A Japanese spacecraft has landed on a distant asteroid and collected underground samples that scientists hope will provide clues to the origin of the solar system billions of years ago.
Japan’s space agency said on Thursday that the Hayabusa2 spacecraft landed inside a crater it had created on the Ryugu asteroid months earlier and collected samples that scientists believe contain valuable data unaffected by space radiation and other environmental factors.
Hayabusa2 is the first spacecraft to successfully collect underground samples from an asteroid. A similar mission is planned by NASA on another asteroid, Bennu.
The Japan Aerospace Exploration Agency, or JAXA, said the data shows Hayabusa2 touched down and rose safely after collecting the samples.
The news was greeted with cheering and applause in the JAXA mission control room, with officials grinning and shaking hands.
JAXA officials said earlier that the probe appeared to have landed successfully, but confirmation came only after Hayabusa2 lifted back up from the asteroid and resumed communications with the control room.
Research director Takashi Kubta told reporters that the touchdown operation was “more than perfect”, adding that project manager Yuichi Tsuda told the team: “We have made history”.
Thursday’s brief landing is the second time Hayabusa2 has touched down on the desolate asteroid Ryugu, which lies some 300 million kilometres from Earth.

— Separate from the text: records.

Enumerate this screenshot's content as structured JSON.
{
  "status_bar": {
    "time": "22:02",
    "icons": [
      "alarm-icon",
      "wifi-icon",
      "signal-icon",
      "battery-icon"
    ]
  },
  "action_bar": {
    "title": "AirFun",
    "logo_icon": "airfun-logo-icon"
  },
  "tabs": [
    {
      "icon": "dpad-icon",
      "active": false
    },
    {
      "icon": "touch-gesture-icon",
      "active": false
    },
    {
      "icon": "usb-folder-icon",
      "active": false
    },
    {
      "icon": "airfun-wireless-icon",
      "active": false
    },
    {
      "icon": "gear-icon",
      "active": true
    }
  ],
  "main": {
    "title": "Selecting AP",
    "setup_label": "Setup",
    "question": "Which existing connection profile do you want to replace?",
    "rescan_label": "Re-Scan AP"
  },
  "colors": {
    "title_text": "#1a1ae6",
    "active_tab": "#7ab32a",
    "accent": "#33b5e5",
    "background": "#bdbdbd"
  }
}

The complex multi-year mission has also involved sending rover and robots down to the surface.
“I hope Hayabusa2 will return to Earth safely after successfully extracting samples from the asteroid, which would be a first,” Kotaro Nogami, Japanese deputy government spokesperson said.
‘Extremely attractive’ materials
The touchdown was intended to collect pristine materials from beneath the surface of the asteroid that could provide insights into what the solar system was like at its birth, some 4.6 billion years ago.
To get at those crucial materials, in April an “impactor” was fired from Hayabusa2 towards Ryugu in a risky process that created a crater on the asteroid’s surface and stirred up material that had not previously been exposed to the atmosphere.
The second touchdown required special preparations because any problems could mean the probe would lose the precious materials already gathered during its first landing.
A photo of the crater taken by Hayabusa2’s camera after the April blast showed that parts of the asteroid’s surface are covered with materials that are “obviously different” from the rest of the surface, mission manager Makoto Yoshikawa told reporters before the latest touchdown.
“It would be safe to say that extremely attractive materials are near the crater,” Project Manager Yuichi Tsuda said.
The touchdown is the last major part of Hayabusa2’s mission, and when the probe returns to Earth next year, scientists hope to learn more about the history of the solar system and even the origin of life from its samples.
“I’m really looking forward to analysing these materials,” Yoshikawa said.
At about the size of a large refrigerator and equipped with solar panels to keep it powered, Hayabusa2 is the successor to JAXA’s first asteroid explorer, Hayabusa – Japanese for falcon.
The Hayabusa2 mission was launched in December 2014, and has a price tag of around 30 billion yen ($270m).